Mike Lickteig 6 years ago from Lawrence KS USA Author

Kaie, thanks for stopping by. I hope you had a chance to listen to a song or two. Glad you enjoyed the look back. Thanks again.

Mike


Pollyannalana profile image

Pollyannalana 6 years ago from US

Great hub and congrats on the 100! Doubt I am ever gonna see it, seem my mind jumps around too much, but its fun and as long as I stay in the 90's I'm pretty OK with it. I am sure you have been here plenty, 100 I mean. You seem to know what you're doing and I either play around or get too serious, guess I need an in between. Polly


Mike Lickteig profile image

Mike Lickteig 6 years ago from Lawrence KS USA Author

Hey, Polly, thanks for stopping by! I appreciate the kind words about both this hub and the 100 score. Don't count yourself out too quickly--I just write about whatever interests me at the moment--I have to confess I don't worry a great deal about how I come across. I also don't live and breathe for SEO, either. At any rate, lots of folks enjoy your writing, as well.

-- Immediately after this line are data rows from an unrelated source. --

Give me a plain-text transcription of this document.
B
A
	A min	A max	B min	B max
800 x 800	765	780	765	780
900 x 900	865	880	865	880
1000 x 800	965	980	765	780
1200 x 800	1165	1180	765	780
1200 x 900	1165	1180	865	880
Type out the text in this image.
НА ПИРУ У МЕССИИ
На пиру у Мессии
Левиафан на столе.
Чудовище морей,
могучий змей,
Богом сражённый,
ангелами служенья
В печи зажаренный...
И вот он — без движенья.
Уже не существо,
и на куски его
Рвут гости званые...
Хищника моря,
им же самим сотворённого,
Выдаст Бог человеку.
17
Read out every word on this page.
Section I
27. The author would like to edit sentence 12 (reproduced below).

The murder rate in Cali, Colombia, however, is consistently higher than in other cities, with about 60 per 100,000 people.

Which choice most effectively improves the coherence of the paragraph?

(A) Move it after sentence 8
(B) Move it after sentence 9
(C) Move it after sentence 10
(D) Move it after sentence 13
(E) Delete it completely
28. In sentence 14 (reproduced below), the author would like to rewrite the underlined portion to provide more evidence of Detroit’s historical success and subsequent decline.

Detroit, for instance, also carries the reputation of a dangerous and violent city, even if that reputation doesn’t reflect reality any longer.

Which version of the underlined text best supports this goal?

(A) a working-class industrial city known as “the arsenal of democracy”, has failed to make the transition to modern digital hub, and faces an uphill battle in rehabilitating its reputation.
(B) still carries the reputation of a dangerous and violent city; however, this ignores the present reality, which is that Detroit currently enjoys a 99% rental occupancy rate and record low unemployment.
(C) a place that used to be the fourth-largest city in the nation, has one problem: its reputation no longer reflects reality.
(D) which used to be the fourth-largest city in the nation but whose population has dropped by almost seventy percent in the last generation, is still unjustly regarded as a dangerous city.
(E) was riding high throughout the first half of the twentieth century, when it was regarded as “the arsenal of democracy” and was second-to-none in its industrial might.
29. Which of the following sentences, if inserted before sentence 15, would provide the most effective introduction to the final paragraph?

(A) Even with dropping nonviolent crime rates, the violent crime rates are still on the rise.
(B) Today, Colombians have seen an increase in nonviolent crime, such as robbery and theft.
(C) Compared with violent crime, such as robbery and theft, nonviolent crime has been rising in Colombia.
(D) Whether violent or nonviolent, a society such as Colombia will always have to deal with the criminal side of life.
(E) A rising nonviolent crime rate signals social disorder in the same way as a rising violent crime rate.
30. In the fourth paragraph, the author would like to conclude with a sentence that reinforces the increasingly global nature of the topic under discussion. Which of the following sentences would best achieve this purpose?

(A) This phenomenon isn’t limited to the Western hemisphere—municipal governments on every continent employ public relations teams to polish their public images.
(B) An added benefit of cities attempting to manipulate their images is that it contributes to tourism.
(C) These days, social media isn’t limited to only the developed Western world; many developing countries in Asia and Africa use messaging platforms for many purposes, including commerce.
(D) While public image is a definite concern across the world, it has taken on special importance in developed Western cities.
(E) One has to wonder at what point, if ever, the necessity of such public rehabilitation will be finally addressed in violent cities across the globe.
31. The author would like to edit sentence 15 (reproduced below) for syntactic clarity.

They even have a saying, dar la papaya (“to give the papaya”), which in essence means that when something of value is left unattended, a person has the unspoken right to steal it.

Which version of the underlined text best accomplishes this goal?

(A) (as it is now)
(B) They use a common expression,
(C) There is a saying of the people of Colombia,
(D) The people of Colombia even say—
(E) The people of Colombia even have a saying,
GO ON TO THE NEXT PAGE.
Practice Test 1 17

Thanks for the kind words, though--I really do appreciate them. Take care.

Mike


pmccray profile image

pmccray 6 years ago from Utah

Fantastic tribute to a great band. Thanks Mike


Mike Lickteig profile image

Mike Lickteig 6 years ago from Lawrence KS USA Author

pmccray, thanks for your kind words. The Moody Blues are my favorite, and I enjoy their music very much.

Thanks again.

Mike


SweetiePie profile image

SweetiePie 6 years ago from Southern California, USA

Nice hub Mike. Did you hear about how Ray Thomas has released a new solo album in 2010.


Mike Lickteig profile image

Mike Lickteig 6 years ago from Lawrence KS USA Author

Sweetie Pie, no, I had not heard! Thank you so much for bringing it to my attention, as I will certainly want to acquire it. I greatly appreciate your let me know about this. Thanks so much, and take care.